Some make the mistake of applying for new credit while waiting for their home loan to close. Don’t do this, as it forces the lender to reevaluate you as a potential borrower under the right circumstances.
Some make the mistake of assuming that an FHA appraisal offers the same information as a home inspection. It does not, and those who rely on the appraisal alone are setting themselves up for huge disappointments down the line.
Another big mistake some house hunters make on the road to owning their own home? Not comparing all home loan options.
For example, you could apply for a conventional mortgage, but if the down payment requirement seems too much, an FHA mortgage with the minimum 3.5% down payment might make more sense. It’s good to compare all your loan options, even ones you think you might not need like an FHA 203(k) Renovation mortgage to buy a fixer-upper.

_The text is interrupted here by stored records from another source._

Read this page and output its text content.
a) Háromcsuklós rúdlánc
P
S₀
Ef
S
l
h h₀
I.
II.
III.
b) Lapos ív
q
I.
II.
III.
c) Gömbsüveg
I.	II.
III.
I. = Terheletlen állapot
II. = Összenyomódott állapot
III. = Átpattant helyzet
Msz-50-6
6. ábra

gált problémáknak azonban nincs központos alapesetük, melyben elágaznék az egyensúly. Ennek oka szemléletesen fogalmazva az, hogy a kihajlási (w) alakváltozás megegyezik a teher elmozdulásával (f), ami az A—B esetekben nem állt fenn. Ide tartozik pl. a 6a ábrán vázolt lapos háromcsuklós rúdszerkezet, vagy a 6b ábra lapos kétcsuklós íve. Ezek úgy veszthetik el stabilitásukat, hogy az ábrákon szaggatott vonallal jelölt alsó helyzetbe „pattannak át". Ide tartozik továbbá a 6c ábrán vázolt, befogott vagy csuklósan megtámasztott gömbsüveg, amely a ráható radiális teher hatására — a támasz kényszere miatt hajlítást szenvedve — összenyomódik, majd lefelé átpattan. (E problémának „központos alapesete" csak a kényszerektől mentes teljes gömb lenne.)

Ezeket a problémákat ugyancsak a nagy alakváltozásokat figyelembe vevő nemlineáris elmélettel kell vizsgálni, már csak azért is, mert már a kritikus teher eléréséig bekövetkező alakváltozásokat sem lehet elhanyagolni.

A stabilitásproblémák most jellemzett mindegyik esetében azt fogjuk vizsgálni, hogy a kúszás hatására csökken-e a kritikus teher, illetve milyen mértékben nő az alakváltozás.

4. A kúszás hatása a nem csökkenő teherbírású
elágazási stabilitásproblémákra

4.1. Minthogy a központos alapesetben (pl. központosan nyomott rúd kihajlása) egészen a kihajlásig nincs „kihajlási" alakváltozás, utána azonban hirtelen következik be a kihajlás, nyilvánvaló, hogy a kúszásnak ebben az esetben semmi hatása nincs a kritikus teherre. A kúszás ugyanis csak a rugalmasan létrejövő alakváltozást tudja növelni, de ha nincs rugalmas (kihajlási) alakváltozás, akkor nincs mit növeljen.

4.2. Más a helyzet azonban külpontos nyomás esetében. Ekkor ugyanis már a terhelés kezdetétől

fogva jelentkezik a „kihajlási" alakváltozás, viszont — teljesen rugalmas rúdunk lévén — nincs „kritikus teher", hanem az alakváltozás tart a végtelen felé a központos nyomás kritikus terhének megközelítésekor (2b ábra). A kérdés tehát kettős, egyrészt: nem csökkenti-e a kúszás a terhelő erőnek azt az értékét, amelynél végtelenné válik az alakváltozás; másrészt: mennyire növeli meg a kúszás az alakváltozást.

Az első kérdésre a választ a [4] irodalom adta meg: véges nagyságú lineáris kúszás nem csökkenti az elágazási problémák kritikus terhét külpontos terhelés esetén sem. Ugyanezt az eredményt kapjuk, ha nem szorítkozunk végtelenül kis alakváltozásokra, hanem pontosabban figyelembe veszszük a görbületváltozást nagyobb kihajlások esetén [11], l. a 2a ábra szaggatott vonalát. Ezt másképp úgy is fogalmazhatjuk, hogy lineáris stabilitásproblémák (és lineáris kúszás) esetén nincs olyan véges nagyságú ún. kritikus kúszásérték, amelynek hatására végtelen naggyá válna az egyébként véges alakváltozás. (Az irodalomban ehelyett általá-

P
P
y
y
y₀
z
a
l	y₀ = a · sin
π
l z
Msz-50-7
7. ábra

Here’s a mistake some borrowers make that isn’t commonly discussed in the laundry list of things to avoid doing ahead of your closing day; not asking about issues related to the location of your potential new dream home.
Ask the seller if the home is currently carrying any hazard insurance for rising water or other natural disasters and ask specifically if the home is in a known disaster area or a region prone to certain types of heavy weather.
But you won’t want to stop with asking the seller. Ask your lender, a real estate agent, and anyone else who might be knowledgeable. It’s not that you cannot trust a seller or any other individual in the process, it’s that you want a well-rounded picture of the home you are buying and the area where you will be living.
Ask many people such questions and make the most informed choice you can.